Monday, January 11, 2010

Can the VIX Be Used As An Intra-Day Price Predictor?

VIX, the volatility index is meant to tracks stock market volatility. I have written before that in recent years it is more of a "bearishness" indicator. This is proven by looking at the correlations between VIX and SPX or the DJIA. The VIX and the SPX are highly (negatively) correlated. I December, the correlation was -0.92. In Q4 2009, it was -0.85. Please see our numerous studies in correlations.

Today I performed a study to see whether the VIX could be used as a predictor of price movements on an intra-day basis. For this, I compiled a list of intra-day historical prices for today and looked at the correlations.

There are over 300 data points, practically one price per minute. Because VIX does not actually trade (like a stock), and only trades options (and European style at that), I used the VXX, which is an ETF that tracks the VIX, and does trade as a stock.

The data is available as a Google document.

The correlation on a minute by minute basis is -0.41. The correlation is negative, which is correct as if the VIX goes up the SPX goes down, but that is about all that can be said. 0.41 is a very bad correlation, it is closer to non-correlation (value of zero).

So the conclusions from the above is that VIX cannot be used as an intra-day predictor.



We then shifted the prices in time, for one series at a time. The column Vix Ahead indicates whether the correlation of the VIX being from 1 minute ahead to 10 minutes ahead. The more it is shifted, the worse the correlations gets.

Similarly, we repeated, this time with the SPX being ahead by the same amounts of time.

The chart below shows the correlations for all cases.



The closer it gets to zero, the worse it is.

Clearly, the VIX cannot be used as a predictor of prices for the given above intra-day time frames.

Since they are fully correlated in the longer term, looking at SPX is a lot easier. VIX is also a horrible vehicle to trade options on as often in-the-money options trade for less then intrinsic value.

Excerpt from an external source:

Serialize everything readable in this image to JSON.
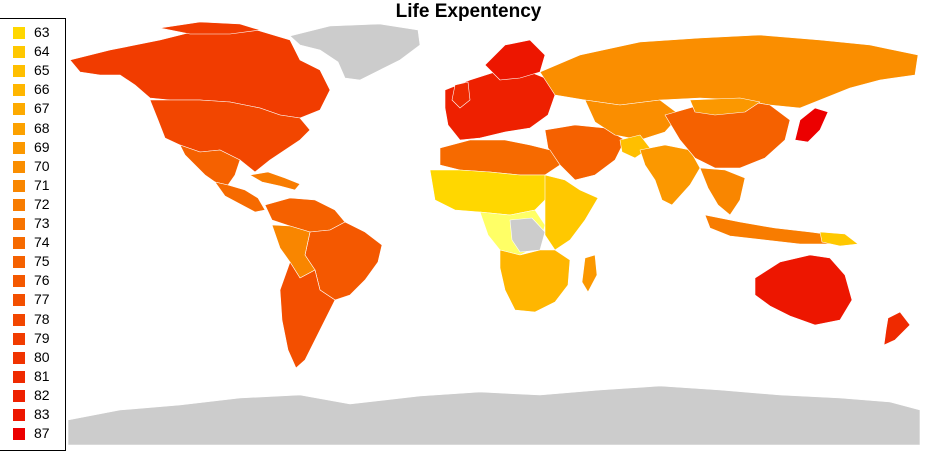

Perhaps it could be used on seconds-advance basis (i.e, on an intra-minute basis). If it did, maybe only Goldman Sachs and the likes will have the tools to act as fast!

Caveats: VXX was used instead of VIX; The last traded price in each trading minute was used. We only looked at today's data, from 9:30:00 to 14:52:00

Stumble Upon Toolbar

4 comments:

HAOQI said...

However, VIX vs. VXX themselves are not correlated well, so the usage in this case in questionable.

HAOQI said...

http://bigcharts.marketwatch.com/charts/big.chart?symb=vix&compidx=aaaaa%3A0&comp=vxx&ma=0&maval=10&uf=0&lf=4194304&lf2=8&lf3=4&type=64&size=2&state=8&sid=1704273&style=320&time=18&freq=7&nosettings=1&rand=5304&mocktick=1

The Shocked Investor said...

Thanks for the comment, that is an excellent point. The correlation between VXX and VIX in Q4 was 0.81, in Nov-Dec09 was 0.87, and in Dec was 0.82. So that indicates they are correlated (as they should, and we'd hope!). The correlation is not perfect however.

Correlation should not be verified visually, it needs to be computed from data. It could be computed from a chart, which amounts in the end to using the data from the chart. The right thing to do would be to use the VIX intra-minute data, which unfortunately my software cannot obtain as VIX is not a real stock that trades. So, yes, there are caveats in this approach and it is not exhaustive by any means. Thank you!

HAOQI said...

Thanks for the work and for hte explaination. If we can test VIX data directly (not VXX) that would be more useful, as VXX is mixed with back months pricing, like UNG which is far different from gas futures.